To fine-tune our (very) general model, we need to choose an (or multiple) appropriate dataset(s). Here, we are going to use the OG datasets alpaca-self-instruct, natural-instruction and unnatural-instructions. With these so-called instruction datasets, we are going to "show" the model how to behave when we prompt it to perform a task.

In the folder data_scripts you can find the processing scripts for each of the mentioned datasets. In order to create a large dataset from them, we need to standardize the datasets first. The individual scripts for each dataset aim to bring each dataset to the following format:

{
    "instruction": "...",
    "input": "...",
    "output": "..."
}

After standardizing the individual datasets, we concatenate all datasets into a single file and then sample train, test and dev splits.

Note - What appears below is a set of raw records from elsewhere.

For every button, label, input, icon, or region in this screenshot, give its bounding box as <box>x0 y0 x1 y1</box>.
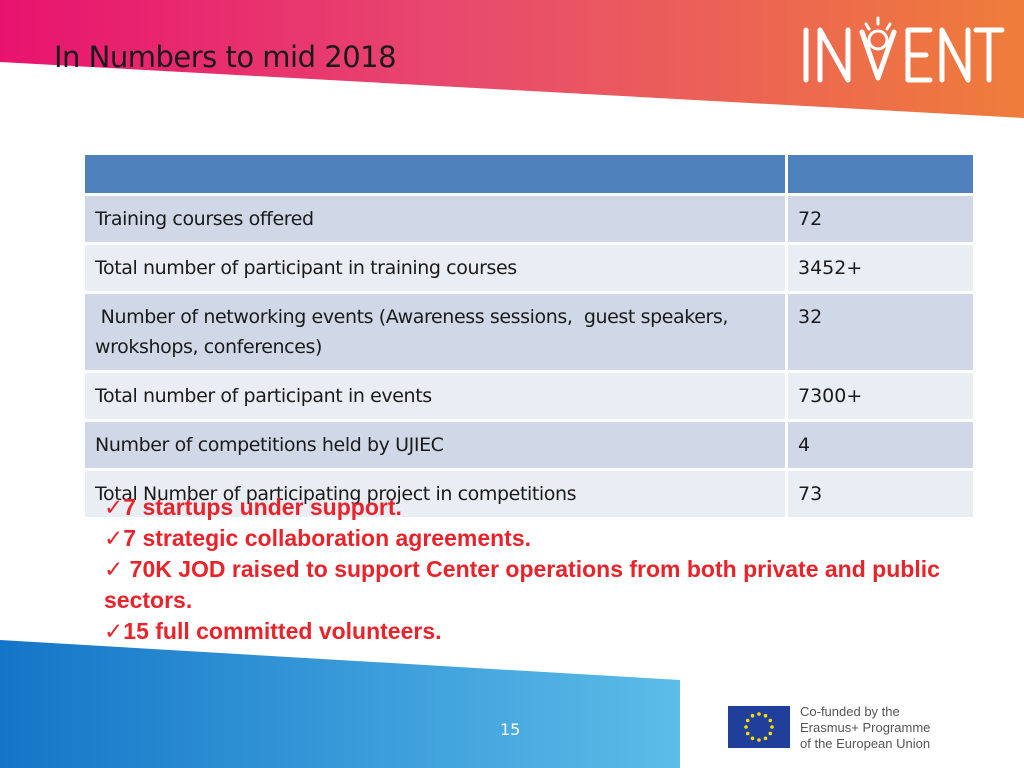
row-value: 3452+ <box>788 245 973 294</box>
eu-text-line: Co-funded by the <box>800 704 900 719</box>
table-row: Number of networking events (Awareness s… <box>85 294 973 373</box>
table-header-row <box>85 155 973 196</box>
highlight-text: 70K JOD raised to support Center operati… <box>104 556 947 613</box>
slide-title: In Numbers to mid 2018 <box>54 40 397 74</box>
highlight-text: 7 strategic collaboration agreements. <box>123 525 532 551</box>
checkmark-icon: ✓ <box>104 525 124 551</box>
stats-table: Training courses offered 72 Total number… <box>85 155 973 520</box>
list-item: ✓15 full committed volunteers. <box>104 616 974 647</box>
table-row: Number of competitions held by UJIEC 4 <box>85 422 973 471</box>
highlight-text: 7 startups under support. <box>123 494 402 520</box>
list-item: ✓ 70K JOD raised to support Center opera… <box>104 554 974 616</box>
row-label: Total Number of participating project in… <box>85 471 788 520</box>
row-value: 32 <box>788 294 973 373</box>
checkmark-icon: ✓ <box>104 556 124 582</box>
list-item: ✓7 startups under support. <box>104 492 974 523</box>
invent-logo <box>803 16 1005 83</box>
table-header-cell-value <box>788 155 973 196</box>
bottom-gradient-band <box>0 640 680 768</box>
page-number: 15 <box>500 720 521 739</box>
table-row: Total Number of participating project in… <box>85 471 973 520</box>
eu-text-line: Erasmus+ Programme <box>800 720 931 735</box>
row-value: 7300+ <box>788 373 973 422</box>
list-item: ✓7 strategic collaboration agreements. <box>104 523 974 554</box>
row-value: 4 <box>788 422 973 471</box>
row-label: Total number of participant in events <box>85 373 788 422</box>
highlight-text: 15 full committed volunteers. <box>123 618 442 644</box>
table-row: Total number of participant in events 73… <box>85 373 973 422</box>
checkmark-icon: ✓ <box>104 618 124 644</box>
table-header-cell-label <box>85 155 788 196</box>
row-value: 73 <box>788 471 973 520</box>
table-row: Training courses offered 72 <box>85 196 973 245</box>
row-label: Total number of participant in training … <box>85 245 788 294</box>
top-gradient-band <box>0 0 1024 118</box>
row-value: 72 <box>788 196 973 245</box>
highlights-list: ✓7 startups under support. ✓7 strategic … <box>104 492 974 647</box>
eu-text-line: of the European Union <box>800 736 931 751</box>
row-label: Number of competitions held by UJIEC <box>85 422 788 471</box>
row-label: Number of networking events (Awareness s… <box>85 294 788 373</box>
eu-cofunding-text: Co-funded by the Erasmus+ Programme of t… <box>800 704 980 752</box>
table-row: Total number of participant in training … <box>85 245 973 294</box>
eu-flag-icon <box>728 706 790 748</box>
row-label: Training courses offered <box>85 196 788 245</box>
checkmark-icon: ✓ <box>104 494 124 520</box>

Finally, we will bring all data into a format for fine-tuning. In the final format, we will join all fields from above into single strings containing instructions, input (where applicable) and output.

Custom Data

In order to easily include our own custom data, I included a small streamlit app with a database attached. Here, we can insert data in the standardized format and build a small database with high quality instructions for our individual downstream task.

Fig.2 - Streamlit Application to Generate Custom Data

We can export the whole sqllite database as JSON from the "View Entries" page.

Run the streamlit app via terminal command streamlit run custom_instructions_database/streamlit_app.py.